Monday, May 16, 2016


          By request an explanation of the divestment movement making its way across university campuses.

          A few starting facts.  Universities have endowments, large pots of money that they use the interest from to fund things.  These exist at all levels: sometimes a particular research chair (a set professor’s job) will be funded by a particular endowment.  Or a faculty will have an endowment, or the university itself will.  The more money in these funds, the more the university collects.  Sometimes money comes in from major donations, or alumni shake-downs fundraising.  On top of these sources of endowment money, universities also invest the money in these funds to make more money.     

          Divestment is the opposite of investment. It’s a deliberate decision on the part of a fund manager (in this case a university) to not invest in a particular thing.  These kinds of issues also exist with regard to major pension funds (which universities also have).

          In recent years, there have been two controversial issues around divestment.  The first is to do with Israel.  Due to critiques of the way Palestinians are treated by Israel, there is a ‘Boycott, Divest, Sanction’ (BDS) movement which is especially prominent on campuses.  This movement calls for divestment from economic activity in Israel.  The idea is to pressure the Israeli government through an economic boycott.  As you’d imagine, this is controversial, and results are far from clear cut

          The other source of controversy has been divestment from fossil fuel companies.  In light of growing concerns over climate change, universities have faced pressure from students and academics to divest from fossil fuel companies.  Some groups have called for total divestment, others have called for divestment from companies which engage in climate change denial or overly aggressive fossil fuel exploration (oil sands, say).

         At issue is what principles should govern how a university uses its money.  Is the object just to make more money, or should there be other considerations?  Certain people argue that the fund manager’s job is to increase the fund, full stop.  The problem is, if people in a university setting are not willing to consider the moral implications of their decisions, who is?  It rings a bit hollow for institutions based on critical thought to intellectually harden themselves to an obvious problem. 

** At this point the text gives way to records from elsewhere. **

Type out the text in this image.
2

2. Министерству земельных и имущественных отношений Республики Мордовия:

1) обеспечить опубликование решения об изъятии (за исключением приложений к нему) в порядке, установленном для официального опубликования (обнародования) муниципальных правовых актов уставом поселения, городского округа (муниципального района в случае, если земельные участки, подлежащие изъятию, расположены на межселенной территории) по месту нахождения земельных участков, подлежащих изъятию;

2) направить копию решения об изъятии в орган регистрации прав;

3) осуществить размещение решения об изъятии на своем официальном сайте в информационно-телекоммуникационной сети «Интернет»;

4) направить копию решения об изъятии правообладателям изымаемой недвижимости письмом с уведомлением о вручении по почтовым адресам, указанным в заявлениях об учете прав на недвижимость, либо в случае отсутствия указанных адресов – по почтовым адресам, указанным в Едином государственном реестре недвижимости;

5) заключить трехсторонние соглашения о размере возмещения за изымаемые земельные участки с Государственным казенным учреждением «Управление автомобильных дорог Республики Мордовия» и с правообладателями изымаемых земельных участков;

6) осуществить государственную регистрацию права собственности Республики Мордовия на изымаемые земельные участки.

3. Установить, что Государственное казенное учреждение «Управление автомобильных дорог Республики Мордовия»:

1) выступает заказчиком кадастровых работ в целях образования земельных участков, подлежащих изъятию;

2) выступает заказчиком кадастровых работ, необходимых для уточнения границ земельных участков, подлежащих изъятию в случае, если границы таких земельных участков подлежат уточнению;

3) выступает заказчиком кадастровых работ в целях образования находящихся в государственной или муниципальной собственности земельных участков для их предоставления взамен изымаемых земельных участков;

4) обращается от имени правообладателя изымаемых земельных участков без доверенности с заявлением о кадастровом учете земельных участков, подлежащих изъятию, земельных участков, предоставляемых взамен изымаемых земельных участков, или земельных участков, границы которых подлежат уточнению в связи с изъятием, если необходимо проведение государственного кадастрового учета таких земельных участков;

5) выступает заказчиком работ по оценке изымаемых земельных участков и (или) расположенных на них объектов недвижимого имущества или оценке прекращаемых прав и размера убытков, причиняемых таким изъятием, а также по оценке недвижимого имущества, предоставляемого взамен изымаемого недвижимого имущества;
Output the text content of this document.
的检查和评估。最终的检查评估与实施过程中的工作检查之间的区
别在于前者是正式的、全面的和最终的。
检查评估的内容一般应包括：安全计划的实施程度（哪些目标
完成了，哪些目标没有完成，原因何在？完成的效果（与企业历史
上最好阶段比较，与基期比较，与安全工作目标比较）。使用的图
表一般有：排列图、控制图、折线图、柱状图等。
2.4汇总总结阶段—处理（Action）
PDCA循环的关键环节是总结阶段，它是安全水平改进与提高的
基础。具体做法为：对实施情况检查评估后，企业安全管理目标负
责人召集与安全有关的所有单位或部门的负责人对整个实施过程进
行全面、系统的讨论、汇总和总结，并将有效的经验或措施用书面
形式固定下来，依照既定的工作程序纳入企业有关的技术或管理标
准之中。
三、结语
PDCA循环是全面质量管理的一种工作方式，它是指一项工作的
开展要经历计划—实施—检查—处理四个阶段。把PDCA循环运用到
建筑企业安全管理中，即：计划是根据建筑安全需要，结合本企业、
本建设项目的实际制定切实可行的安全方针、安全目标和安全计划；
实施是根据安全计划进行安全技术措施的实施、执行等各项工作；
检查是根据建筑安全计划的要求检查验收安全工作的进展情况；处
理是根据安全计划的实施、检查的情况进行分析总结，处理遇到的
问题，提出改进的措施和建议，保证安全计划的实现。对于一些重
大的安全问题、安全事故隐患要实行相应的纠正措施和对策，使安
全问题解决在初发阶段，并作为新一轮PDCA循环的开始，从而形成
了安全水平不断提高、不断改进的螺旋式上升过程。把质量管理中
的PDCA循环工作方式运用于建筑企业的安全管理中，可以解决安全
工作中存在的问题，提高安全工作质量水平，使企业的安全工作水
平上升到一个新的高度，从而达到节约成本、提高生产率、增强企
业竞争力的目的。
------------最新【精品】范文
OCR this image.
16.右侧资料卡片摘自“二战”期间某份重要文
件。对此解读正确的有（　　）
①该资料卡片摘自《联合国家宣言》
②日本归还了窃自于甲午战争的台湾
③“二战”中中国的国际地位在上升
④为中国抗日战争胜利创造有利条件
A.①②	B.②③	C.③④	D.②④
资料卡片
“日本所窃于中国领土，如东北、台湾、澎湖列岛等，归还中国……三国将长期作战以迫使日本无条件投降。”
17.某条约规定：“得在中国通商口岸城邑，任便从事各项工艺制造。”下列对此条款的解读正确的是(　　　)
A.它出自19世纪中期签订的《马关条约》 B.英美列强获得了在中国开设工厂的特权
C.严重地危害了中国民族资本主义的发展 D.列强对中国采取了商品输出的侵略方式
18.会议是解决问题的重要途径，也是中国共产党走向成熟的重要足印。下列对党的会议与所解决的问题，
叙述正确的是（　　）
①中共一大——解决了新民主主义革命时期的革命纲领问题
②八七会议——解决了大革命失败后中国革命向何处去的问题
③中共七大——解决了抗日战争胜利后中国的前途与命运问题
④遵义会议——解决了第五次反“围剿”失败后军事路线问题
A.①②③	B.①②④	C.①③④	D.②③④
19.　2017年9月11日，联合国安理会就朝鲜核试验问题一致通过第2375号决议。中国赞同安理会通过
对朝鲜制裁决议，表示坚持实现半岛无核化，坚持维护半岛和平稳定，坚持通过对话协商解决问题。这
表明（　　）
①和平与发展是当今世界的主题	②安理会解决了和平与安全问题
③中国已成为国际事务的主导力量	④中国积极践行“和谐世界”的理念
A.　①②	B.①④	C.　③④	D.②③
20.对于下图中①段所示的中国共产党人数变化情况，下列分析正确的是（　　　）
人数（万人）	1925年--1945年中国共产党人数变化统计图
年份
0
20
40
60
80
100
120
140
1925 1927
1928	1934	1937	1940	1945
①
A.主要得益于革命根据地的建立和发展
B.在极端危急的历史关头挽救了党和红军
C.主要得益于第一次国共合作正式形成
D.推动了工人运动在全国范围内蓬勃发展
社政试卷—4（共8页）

          And so universities have found themselves increasingly in difficult positions, not necessarily wanting to divest but forced by their own university community to do something.

          Decisions on the largest scale are made by university boards of governors, or by committees of those boards.  So when you see a story about divestment in the news announcing that a university did or didn’t divest, it comes back to a board of governors decision.  More likely, though, it comes from the executive committee of the board.  As someone who’s sat on a university board of governors, I can tell you that the full board is unwieldy.  It can be a huge table, and meetings can’t go on for 12 hours (or shouldn’t), so a lot of the leg work is done elsewhere.  This can leave the president of the university with considerable influence.  Ultimately, the decision may in fact have been made by the president of the university.

          This puts some of them in uncomfortable situations.  In the long run, however, I suspect this issue will become moot.  Fossil fuel exploration is very, very expensive, and the issue of stranded assets may make certain kinds of fossil fuels unprofitable in the long run.  As that happens, universities (and everyone else) may automatically divest from those kinds of industries without having to be prompted to do so.